2. Find or Build a Restful Nook. Environment is everything when it comes to inserting a snooze in the middle of a day. Similar to the rush of adrenaline you get when you approach the starting line of a race, when naptime rolls around, you want to signal to your brain and body that it’s time to rest. Your surroundings can help you do that. As with nighttime sleeping, try to find somewhere dark, quiet, cool, comfortable, and free of distractions, and lie down or recline as best as you can. Keep an eye mask, a pair of earplugs, a blanket and small pillow, and maybe even a small sound machine on hand, so you’re ready to rest when the opportunity presents itself.
3. Set a Timer. Overdoing a power nap can leave you feeling groggy and lethargic, which would obviously be counterintuitive to the mission. Your napping sweet spot is about 20 minutes—the time it takes most people to transition from wakefulness to stage one sleep (whole-body relaxation and the feeling of drifting off) to stage two sleep (a light sleep in which your breathing and heartbeat slow down). If you go too long, you’ll approach the third stage, a deeper sleep that’s harder to come out of. Allow yourself to wind down a bit, and set a timer to control the duration.

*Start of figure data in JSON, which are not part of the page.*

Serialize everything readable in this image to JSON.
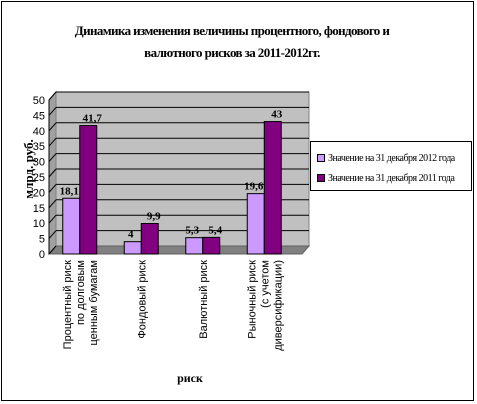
{
  "chart_data": {
    "type": "bar",
    "title": "Динамика изменения величины процентного, фондового и валютного рисков за 2011-2012гг.",
    "title_lines": [
      "Динамика изменения величины процентного, фондового и",
      "валютного рисков за 2011-2012гг."
    ],
    "xlabel": "риск",
    "ylabel": "млрд. руб.",
    "ylim": [
      0,
      50
    ],
    "yticks": [
      0,
      5,
      10,
      15,
      20,
      25,
      30,
      35,
      40,
      45,
      50
    ],
    "ytick_labels": [
      "0",
      "5",
      "10",
      "15",
      "20",
      "25",
      "30",
      "35",
      "40",
      "45",
      "50"
    ],
    "grid": true,
    "legend_position": "right",
    "categories": [
      [
        "Процентный риск",
        "по долговым",
        "ценным бумагам"
      ],
      [
        "Фондовый риск"
      ],
      [
        "Валютный риск"
      ],
      [
        "Рыночный риск",
        "(с учетом",
        "диверсификации)"
      ]
    ],
    "series": [
      {
        "name": "Значение на 31 декабря 2012 года",
        "color": "#CC99FF",
        "values": [
          18.1,
          4,
          5.3,
          19.6
        ],
        "labels": [
          "18,1",
          "4",
          "5,3",
          "19,6"
        ]
      },
      {
        "name": "Значение на 31 декабря 2011 года",
        "color": "#800080",
        "values": [
          41.7,
          9.9,
          5.4,
          43
        ],
        "labels": [
          "41,7",
          "9,9",
          "5,4",
          "43"
        ]
      }
    ],
    "colors": {
      "plot_background": "#C0C0C0",
      "grid": "#000000",
      "bar_outline": "#000000"
    }
  }
}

4. Consider a Coffee Nap. As oxymoronic as “coffee nap” sounds, research shows that combining caffeine with a nap can actually work. It takes caffeine roughly 20 minutes to kick in, which is coincidentally about how long your power nap should last. By drinking a cup of coffee (or your caffeinated beverage of choice) just before lying down, you should feel the effects of the caffeine kicking in right when you wake up. Not only will you be refreshed from the siesta and buzzed from the coffee, but sleep appears to enhance the effects of coffee, making the one-two punch even stronger. If you train in the afternoon or evening, coffee naps might be your new secret weapon.
5. Prioritize Naps on Big Training Days. If you don’t have the luxury of daily napping but can afford 2 to 3 siestas a week, shoot for big training days, when your recovery needs are soaring. Whether that means Sunday afternoons following a morning long run, or a lunchtime power hour on workout days during the week, you’ll get the biggest bang for your buck by building in extra rest on the days your body really craves it. And don’t worry about not having a daily habit; one 5-year study suggests that taking just 1-2 weekly naps is linked to 48% lower chances of heart attack, stroke, or heart failure, compared with non-nappers.

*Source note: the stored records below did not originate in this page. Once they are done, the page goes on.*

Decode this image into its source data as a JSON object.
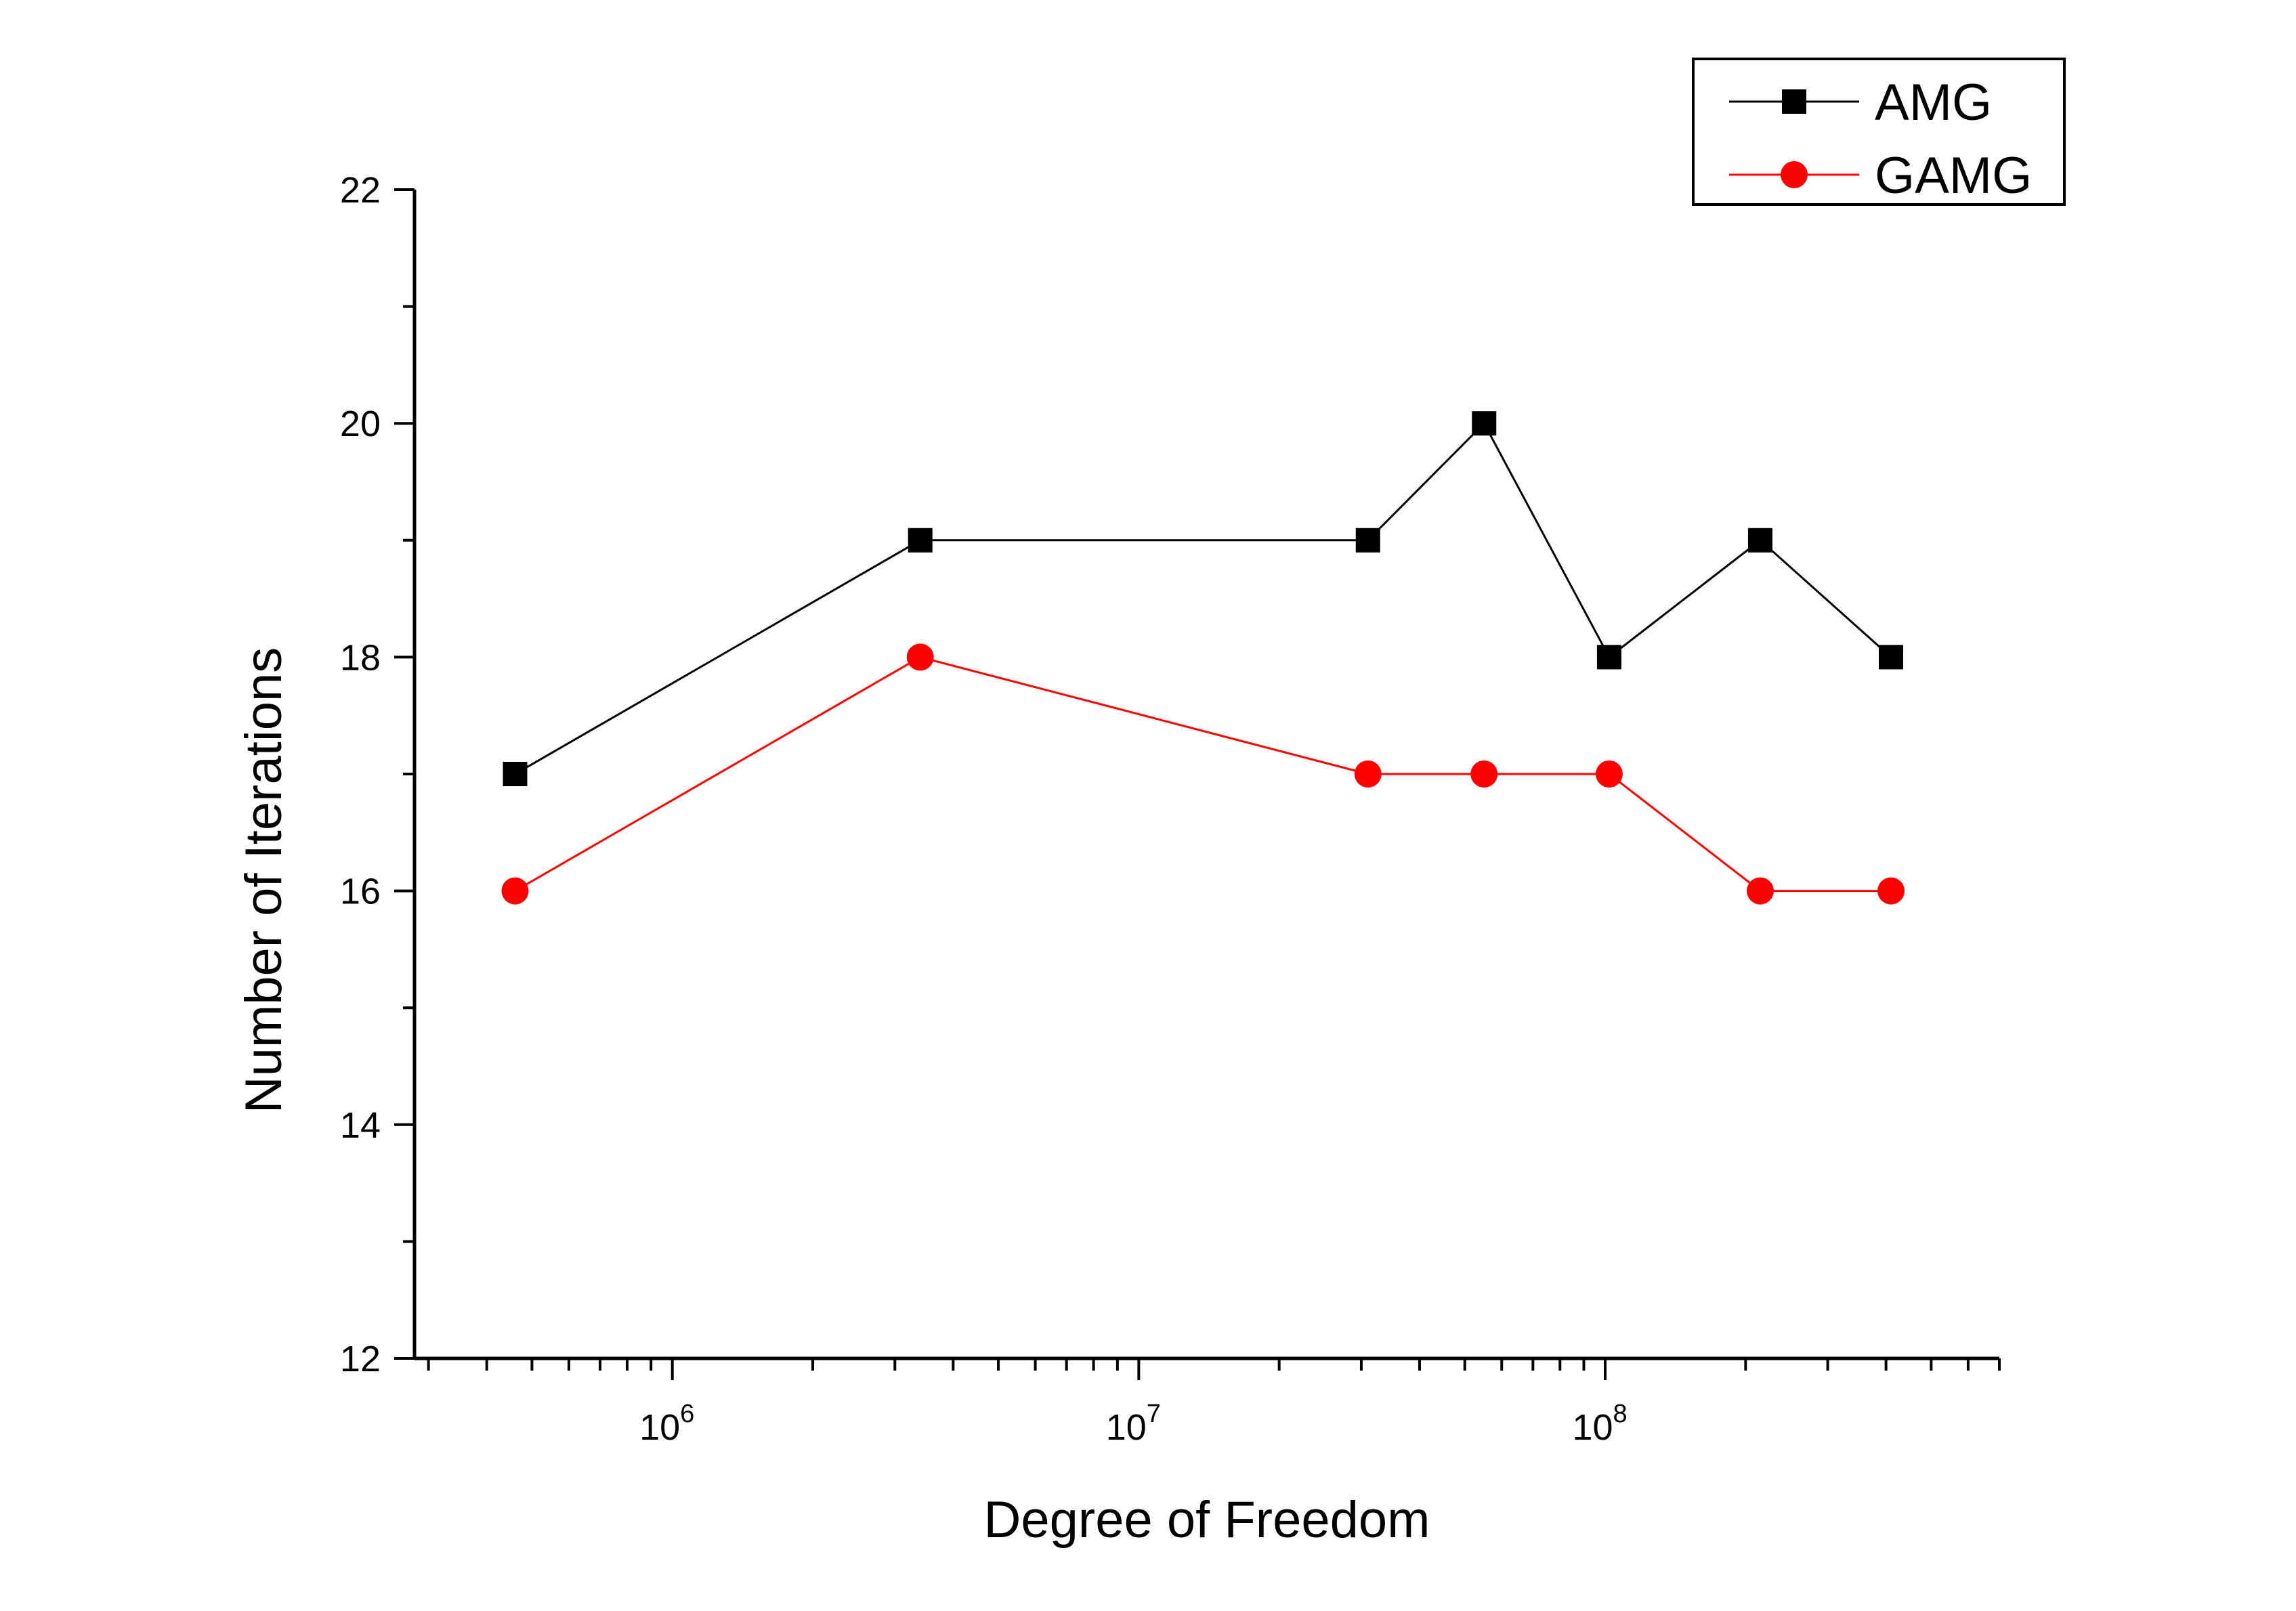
{
  "chart_data": {
    "type": "line",
    "xlabel": "Degree of Freedom",
    "ylabel": "Number of Iterations",
    "xscale": "log",
    "xlim": [
      280000,
      700000000
    ],
    "ylim": [
      12,
      22
    ],
    "yticks": [
      12,
      14,
      16,
      18,
      20,
      22
    ],
    "xtick_major": [
      {
        "value": 1000000,
        "base": "10",
        "exp": "6"
      },
      {
        "value": 10000000,
        "base": "10",
        "exp": "7"
      },
      {
        "value": 100000000,
        "base": "10",
        "exp": "8"
      }
    ],
    "x": [
      460000,
      3400000,
      31000000,
      55000000,
      102000000,
      215000000,
      410000000
    ],
    "series": [
      {
        "name": "AMG",
        "color": "#000000",
        "marker": "square",
        "values": [
          17,
          19,
          19,
          20,
          18,
          19,
          18
        ]
      },
      {
        "name": "GAMG",
        "color": "#ff0000",
        "marker": "circle",
        "values": [
          16,
          18,
          17,
          17,
          17,
          16,
          16
        ]
      }
    ],
    "legend": "top-right",
    "grid": false
  }
}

6. If Nothing Else, Just Chill. Simply put, napping isn’t right for everyone. If you’ve given it an honest shot (knowing it may take a handful of tries before you get in the hang of it) and still can’t fall asleep, or if the idea of dozing off during the day stresses you out or keeps you up at night, there are plenty of other ways to give your mind and body a midday breather. Take a walk, and get some sunshine and fresh air while you’re at it. Recline your chair, kick up your feet, and close your eyes until your timer goes off. Journal, doodle, or do something else low-stress and relaxing like a puzzle. Pause your work to listen to calming music. Meditate, using an app if you find it helpful. Whatever your style, remember that resting and resetting is the goal, and you don’t have to fall asleep to achieve that.

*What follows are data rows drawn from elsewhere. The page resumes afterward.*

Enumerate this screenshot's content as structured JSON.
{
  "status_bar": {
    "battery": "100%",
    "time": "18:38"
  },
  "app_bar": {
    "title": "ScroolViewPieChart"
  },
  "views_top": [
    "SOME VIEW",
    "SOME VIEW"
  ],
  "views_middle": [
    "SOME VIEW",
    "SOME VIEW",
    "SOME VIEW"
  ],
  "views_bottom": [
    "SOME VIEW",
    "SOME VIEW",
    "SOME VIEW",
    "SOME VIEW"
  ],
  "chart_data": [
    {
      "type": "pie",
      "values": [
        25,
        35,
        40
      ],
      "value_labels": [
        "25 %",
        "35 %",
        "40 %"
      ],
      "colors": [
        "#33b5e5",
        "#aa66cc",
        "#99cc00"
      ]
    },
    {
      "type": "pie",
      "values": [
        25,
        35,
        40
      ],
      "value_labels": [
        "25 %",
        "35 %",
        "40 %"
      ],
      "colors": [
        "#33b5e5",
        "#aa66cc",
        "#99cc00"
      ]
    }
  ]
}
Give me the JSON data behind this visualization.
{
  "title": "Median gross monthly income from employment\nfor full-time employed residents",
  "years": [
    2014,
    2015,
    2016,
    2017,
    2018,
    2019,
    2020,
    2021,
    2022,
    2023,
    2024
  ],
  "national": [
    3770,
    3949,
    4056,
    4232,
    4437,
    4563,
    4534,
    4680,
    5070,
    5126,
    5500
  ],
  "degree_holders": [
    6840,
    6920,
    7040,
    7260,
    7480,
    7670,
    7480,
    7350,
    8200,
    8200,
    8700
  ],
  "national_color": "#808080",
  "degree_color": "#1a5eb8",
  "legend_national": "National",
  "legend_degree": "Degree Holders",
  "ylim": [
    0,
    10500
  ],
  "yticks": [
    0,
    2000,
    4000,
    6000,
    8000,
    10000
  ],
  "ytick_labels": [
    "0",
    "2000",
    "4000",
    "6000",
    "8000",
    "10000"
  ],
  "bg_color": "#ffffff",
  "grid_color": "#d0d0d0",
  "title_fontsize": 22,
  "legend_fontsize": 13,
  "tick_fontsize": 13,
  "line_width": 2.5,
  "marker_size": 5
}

Napping can be a healthy part of any schedule—especially for endurance athletes, who often have a hard time keeping up with rest that their training demands. The key is being strategic about when and how you build them in. If you can’t count on a daily siesta, aim for 1 to 2 naps a week, ideally in the early afternoon, in a calm environment, with a timer set for 30 minutes or less. Similar to miles, all of those doses will stack up, putting you in a good position to take your performance to the next level.